Mapping the new frontier of people safety

Mapping-the-new-frontier-of-people-safety

International Security Journal hears exclusively from Botan Osman, CEO of Restrata about using AI to break down siloes and to tackle new threats.

The once very separate streams used to ensure people safety, manage travel risk and anticipate and react to critical events are rapidly converging.

The industry is waking up to the fact that, while operations centres may work in siloes, threats don’t.

In today’s threat environment, the interconnected nature of the world means that a cyber-incident can trigger a physical response, or a seemingly localised incident can quickly become international.

Shared frameworks, common language and quick access to information in real time are now essentials, not aims.

People first

One thing that hasn’t changed, however, is that people are still front and centre when it comes to evaluating risk and limiting exposure.

The top priority for any GSOC head remains to keep the organisation’s employees safe.

The difference is that people no longer behave in the way they did before.

Work forces are increasingly dispersed, so keeping track of employees and their threat exposure, not only while travelling but also while working from different locations (including their homes) as well as online, calls for a more co-ordinated approach.

Technology plays a role here for certain, but the bridging of siloes and a move towards joint operations will be the true game changer.

Enter AI

No conversation about technology in 2026 would be complete without mentioning AI.

There is much pressure to adopt it across the board in many sectors, not just corporate security.

Many corporate leaders are seeing it as a quick way to solve staff shortages, inefficiencies and operational bottlenecks.

But AI, however sophisticated, is not a panacea.

An all-or-nothing approach to implementing it, often by simply bolting it on as an additional layer to existing systems, won’t fix the situation.

In fact it could easily make things worse.

AI needs to be viewed in context.

My view is that in Operational Resilience and Corporate Security it is part of an important ‘triangle of trust’, involving software, AI and crucially, people.

In this dynamic, software provides precision, such as exact calculations, audit trails etc, AI is the interpreter, there to recognise patterns, detect anomalies and people make the all-important judgement calls.

When dealing with numerous fragmented and siloed systems, AI can be an extremely valuable conduit between people and increasingly complex data, helping them see the forest not the trees, so to speak.

However, anchoring it in strong data sets with robust and comprehensive guard rails is vital to avoid decision-making based on bogus assumptions.

Guiding principles It is these guiding principles that sit behind Restrata’s operational AI, rosa, which has been built into our resilienceOS platform.

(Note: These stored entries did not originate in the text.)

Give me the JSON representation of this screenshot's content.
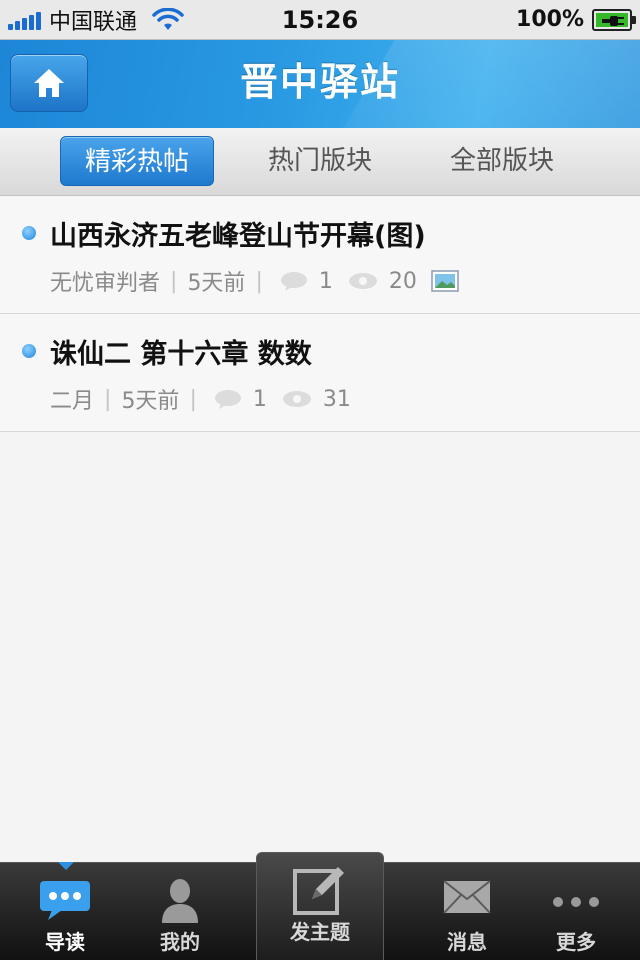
{
  "status_bar": {
    "carrier": "中国联通",
    "time": "15:26",
    "battery": "100%"
  },
  "nav": {
    "title": "晋中驿站",
    "home_icon": "home-icon"
  },
  "tabs": [
    {
      "label": "精彩热帖",
      "active": true
    },
    {
      "label": "热门版块",
      "active": false
    },
    {
      "label": "全部版块",
      "active": false
    }
  ],
  "posts": [
    {
      "title": "山西永济五老峰登山节开幕(图)",
      "author": "无忧审判者",
      "time": "5天前",
      "comments": "1",
      "views": "20",
      "has_image": true
    },
    {
      "title": "诛仙二 第十六章 数数",
      "author": "二月",
      "time": "5天前",
      "comments": "1",
      "views": "31",
      "has_image": false
    }
  ],
  "tab_bar": [
    {
      "label": "导读",
      "icon": "chat-dots-icon",
      "active": true
    },
    {
      "label": "我的",
      "icon": "user-icon",
      "active": false
    },
    {
      "label": "发主题",
      "icon": "compose-icon",
      "active": false
    },
    {
      "label": "消息",
      "icon": "envelope-icon",
      "active": false
    },
    {
      "label": "更多",
      "icon": "more-dots-icon",
      "active": false
    }
  ],
  "colors": {
    "accent": "#1e79cf",
    "nav_bg": "#2a9ae3",
    "tab_bar_bg": "#1a1a1a"
  }
}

The platform is purpose-built for security and resilience professionals managing people safety, travel risk and critical events.

rosa combines natural language interaction, UI embedded actions and agentic workflows with deep integration into resilience OS and operational resilience data, enabling security teams to rapidly assess threats, monitor incidents, coordinate emergency response and maintain safety.

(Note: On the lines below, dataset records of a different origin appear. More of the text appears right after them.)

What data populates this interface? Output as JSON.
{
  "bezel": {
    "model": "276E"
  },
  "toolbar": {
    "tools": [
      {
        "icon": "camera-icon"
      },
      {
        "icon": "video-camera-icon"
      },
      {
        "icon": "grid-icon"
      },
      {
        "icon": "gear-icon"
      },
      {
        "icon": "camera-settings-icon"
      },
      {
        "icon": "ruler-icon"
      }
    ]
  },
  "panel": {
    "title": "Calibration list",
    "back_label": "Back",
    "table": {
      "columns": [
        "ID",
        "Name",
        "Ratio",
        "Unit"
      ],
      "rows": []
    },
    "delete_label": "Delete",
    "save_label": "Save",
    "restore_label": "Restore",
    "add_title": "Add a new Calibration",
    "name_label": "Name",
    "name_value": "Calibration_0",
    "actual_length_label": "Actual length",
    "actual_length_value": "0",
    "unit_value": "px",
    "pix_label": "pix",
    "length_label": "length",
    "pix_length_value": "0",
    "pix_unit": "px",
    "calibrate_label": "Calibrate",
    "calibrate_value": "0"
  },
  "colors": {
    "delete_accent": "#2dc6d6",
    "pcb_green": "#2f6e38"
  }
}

By operating in real-time across regions, time zones and devices, rosa provides immediate support through natural conversation, removing barriers between security professionals and the intelligence they need.

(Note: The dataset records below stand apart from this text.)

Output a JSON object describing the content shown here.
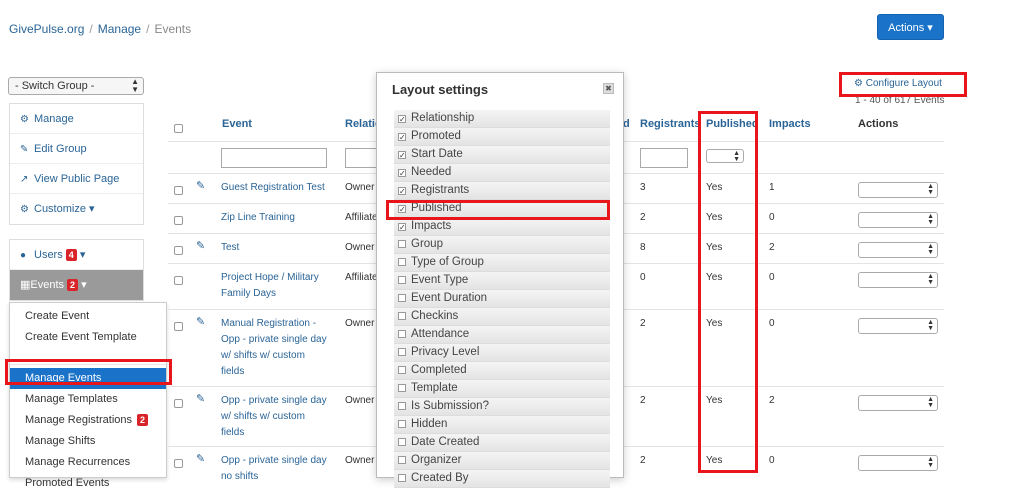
{
  "breadcrumb": {
    "items": [
      "GivePulse.org",
      "Manage"
    ],
    "current": "Events",
    "separator": "/"
  },
  "header": {
    "actions_label": "Actions ▾"
  },
  "sidebar": {
    "switch_group": "- Switch Group -",
    "group_items": [
      {
        "icon": "gears-icon",
        "label": "Manage"
      },
      {
        "icon": "pencil-icon",
        "label": "Edit Group"
      },
      {
        "icon": "external-link-icon",
        "label": "View Public Page"
      },
      {
        "icon": "gears-icon",
        "label": "Customize ▾"
      }
    ],
    "users": {
      "label": "Users",
      "badge": "4"
    },
    "events": {
      "label": "Events",
      "badge": "2"
    }
  },
  "events_menu": {
    "items": [
      {
        "label": "Create Event"
      },
      {
        "label": "Create Event Template"
      },
      {
        "label": "Manage Events"
      },
      {
        "label": "Manage Templates"
      },
      {
        "label": "Manage Registrations",
        "badge": "2"
      },
      {
        "label": "Manage Shifts"
      },
      {
        "label": "Manage Recurrences"
      },
      {
        "label": "Promoted Events"
      }
    ],
    "active": "Manage Events"
  },
  "toolbar": {
    "configure_label": "Configure Layout",
    "count_text": "1 - 40 of 617 Events"
  },
  "table": {
    "columns": {
      "event": "Event",
      "relationship": "Relatio",
      "needed": "d",
      "registrants": "Registrants",
      "published": "Published",
      "impacts": "Impacts",
      "actions": "Actions"
    },
    "rows": [
      {
        "event": [
          "Guest Registration Test"
        ],
        "relationship": "Owner",
        "registrants": "3",
        "published": "Yes",
        "impacts": "1",
        "pencil": true
      },
      {
        "event": [
          "Zip Line Training"
        ],
        "relationship": "Affiliate",
        "registrants": "2",
        "published": "Yes",
        "impacts": "0",
        "pencil": false
      },
      {
        "event": [
          "Test"
        ],
        "relationship": "Owner",
        "registrants": "8",
        "published": "Yes",
        "impacts": "2",
        "pencil": true
      },
      {
        "event": [
          "Project Hope / Military",
          "Family Days"
        ],
        "relationship": "Affiliate",
        "registrants": "0",
        "published": "Yes",
        "impacts": "0",
        "pencil": false
      },
      {
        "event": [
          "Manual Registration -",
          "Opp - private single day",
          "w/ shifts w/ custom",
          "fields"
        ],
        "relationship": "Owner",
        "registrants": "2",
        "published": "Yes",
        "impacts": "0",
        "pencil": true
      },
      {
        "event": [
          "Opp - private single day",
          "w/ shifts w/ custom",
          "fields"
        ],
        "relationship": "Owner",
        "registrants": "2",
        "published": "Yes",
        "impacts": "2",
        "pencil": true
      },
      {
        "event": [
          "Opp - private single day",
          "no shifts"
        ],
        "relationship": "Owner",
        "registrants": "2",
        "published": "Yes",
        "impacts": "0",
        "pencil": true
      }
    ]
  },
  "layout_settings": {
    "title": "Layout settings",
    "close_label": "✖",
    "options": [
      {
        "label": "Relationship",
        "checked": true
      },
      {
        "label": "Promoted",
        "checked": true
      },
      {
        "label": "Start Date",
        "checked": true
      },
      {
        "label": "Needed",
        "checked": true
      },
      {
        "label": "Registrants",
        "checked": true
      },
      {
        "label": "Published",
        "checked": true
      },
      {
        "label": "Impacts",
        "checked": true
      },
      {
        "label": "Group",
        "checked": false
      },
      {
        "label": "Type of Group",
        "checked": false
      },
      {
        "label": "Event Type",
        "checked": false
      },
      {
        "label": "Event Duration",
        "checked": false
      },
      {
        "label": "Checkins",
        "checked": false
      },
      {
        "label": "Attendance",
        "checked": false
      },
      {
        "label": "Privacy Level",
        "checked": false
      },
      {
        "label": "Completed",
        "checked": false
      },
      {
        "label": "Template",
        "checked": false
      },
      {
        "label": "Is Submission?",
        "checked": false
      },
      {
        "label": "Hidden",
        "checked": false
      },
      {
        "label": "Date Created",
        "checked": false
      },
      {
        "label": "Organizer",
        "checked": false
      },
      {
        "label": "Created By",
        "checked": false
      }
    ]
  },
  "colors": {
    "accent": "#1a73c9",
    "link": "#2a6496",
    "highlight": "#e8151b",
    "badge": "#d9252a"
  }
}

In rapidly evolving situations, it helps close the gap between recognising a threat and acting on it.

The need for mature data systems

Like many similar systems in other industries, our AI draws from customer data – in this case including personnel locations, asset information, travel itineraries and incident feeds – to deliver insights specific to the situation at hand.

From coordinating multi-channel crisis communications to verifying employee safety across global operations, rosa uses the information to automate the workflows that matter most.

In order for this to be effective though, that data must be robust and accurate.

A simple mapping exercise to establish the maturity of an organisation’s data environment is a great starting point for any would-be implementer of AI systems.

By understanding where it sits on the ‘maturity ladder’, an organisation can begin to introduce AI in a way that complements its operational systems.

This type of assessment is a vital part of our customer onboarding process, laying the foundation for future success.

By understanding exactly where the key data is held, and exactly which data the AI is using to inform its decisions, security leaders can have confidence in its interpretive abilities.

From there, tasks that previously required manual effort across multiple systems can now be handled via an intuitive UI and agentic support, freeing teams to focus on strategy and decision-making.

Inevitable evolution

As the geopolitical landscape quickly evolves, pressure on security teams will only intensify and the need to speed up decision-making around threats and possible exposure will become mandatory.

The recent events in the Middle East have highlighted that environments previously considered safe, such as Dubai, can be exposed to risk overnight and teams must be ready to react at a moment’s notice.

Existing systems, such as those designed for Travel Risk management, have been severely tested during the crisis and have in many cases been found wanting due to a lack of up-to-date location information on people and assets.

There is no doubt that AI will be central to delivering this ‘new normal’, just as earlier technology like GPS played a game-changing role in years gone by.

The question is no longer ‘if’ but when.